Oh, I hope so. Because there are so many students coming from places we don’t even want to imagine. So many students who need to know that someone besides their parents believes the best about them. So many students who need your help.

They will come to you, leaving their homes, their safe place or not-so-safe places, and they will step into the scary public school world. They will need you to guide them through the roaring waters.

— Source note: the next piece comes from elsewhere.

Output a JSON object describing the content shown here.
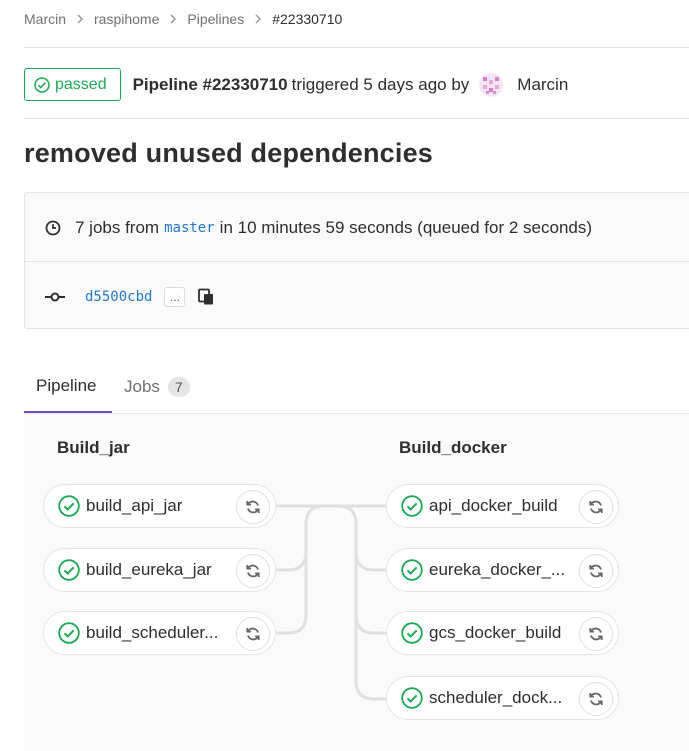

In too few days I will turn over three of my precious boys. One of them is highly gifted but still has trouble expressing what he’s thinking and feeling beyond tears and clenched fists and eyes that call for help. He needs a little extra care. Another is highly gifted in interpersonal communication and compliance. He needs a little help rebelling so he becomes his own person instead of who everyone wants him to be. And the last will start his first year of school as the third boy in a line of brilliant boys, and he’s not quite sure he got the brilliant gene (even though I know he did) so he gives up when things get hard. He needs a little help believing.

Please take care of my boys. Take care of their hearts. Love them with just as much love as you can call up from the wellspring of your heart. When they fall, please help them back up to a higher place than where they started. When they mess up, please remind them that everyone does, because there is no perfect. When they don’t know right from left or up from down, please be their compass and lead them toward truth.

Please keep constant watch and be fierce in rooting out problems and call up in them a desire to always do better. Teach them how to build their wings. Show them how to bare their hearts and their dreams and their gifts. (You can bet I’ll be doing the same.)

And then let’s watch them fly together.